Cette audience a eu lieu à l’initiative de la présidente du CSP, Souad Ayada, qui a invité les représentants des associations ou collectifs présents.
Pour le Conseil Supérieur des programmes, étaient présent·e·s :
Souad Ayada, présidente ; David Bauduin, secrétaire général ; Denis Paget, membre depuis l’origine (mémoire du CSP) ; Luisa Lombardi, chargée de mission.
Les associations ou collectif, par ordre alphabétique :
AFEF, représentée par Viviane Youx, présidente, et Sylviane Ahr, professeure émérite des universités en littérature ;
APL(Association des professeurs de lettres), représentée par Romain Vignest, président, et une professeure ;
CNARELA(Coordination nationale des associations régionales des enseignants de langues anciennes), représentée par François Martin, président ;
SEL(Sauvegarde des enseignements littéraires, fondée par J. de Romilly), représentée par Monique Trédé, présidente ;
SLL (Sauver les lettres), collectif représenté par Fanny Capel, Agnès Joste et une professeure lettres-cinéma.
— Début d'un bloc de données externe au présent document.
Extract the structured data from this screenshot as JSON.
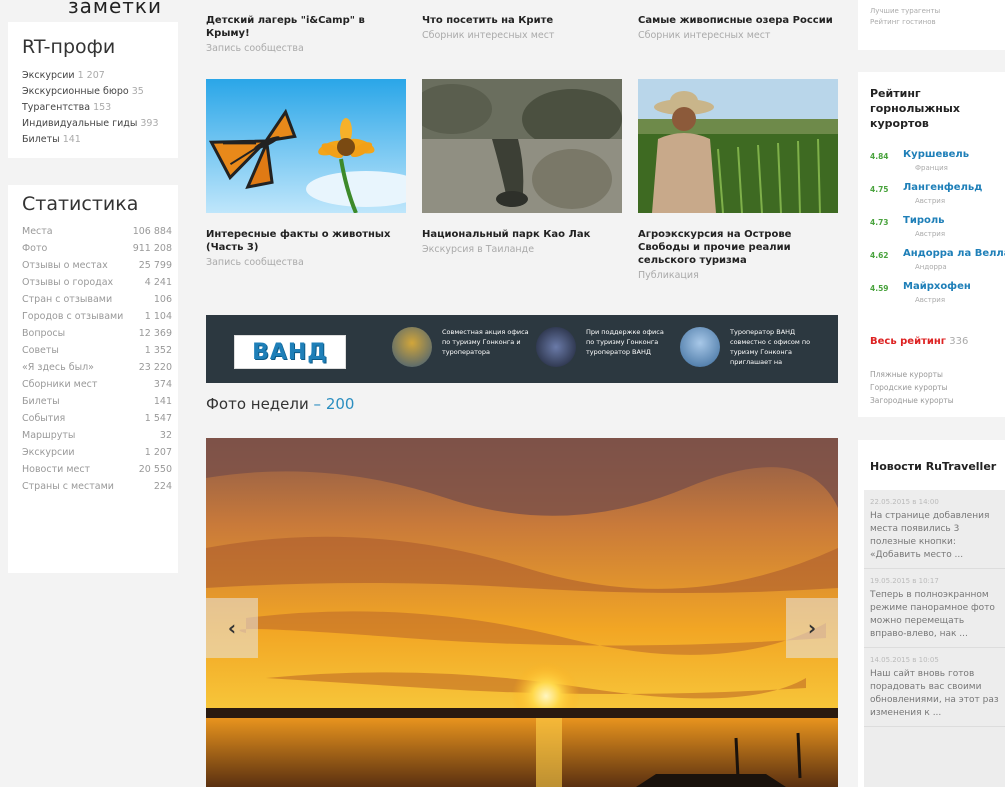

La présidente, Souad Ayada,annonce l’objet de la réunion : dans le cadre du projet de modification du baccalauréat annoncé par le ministre, dresser l’état actuel et formuler des propositions d’aménagement des programmes et des épreuves. Le CSP a reçu une saisine du ministre pour l’élaboration de nouveaux programmes. Et il doit rendre, pour le 13 avril, une note d’analyses et de propositions.
La présidente donne la parole successivement aux différentes associations et collectif.
APL– Sur les programmes, l’APL demande d’éviter la dérive techniciste : depuis 2005, on a perdu une approche centrée sur la contextualisation et le sens des textes. La structuration en objets d’étude pousse à l’instrumentalisation des textes, qui deviennent une illustration des objets d’étude. L’APL préconise que les programmes soient calqués sur l’histoire littéraire : en 2nde les 16ème et 17ème, en 1ère les 18-19-20èmes (sans s’interdire des incursions dans les autres siècles).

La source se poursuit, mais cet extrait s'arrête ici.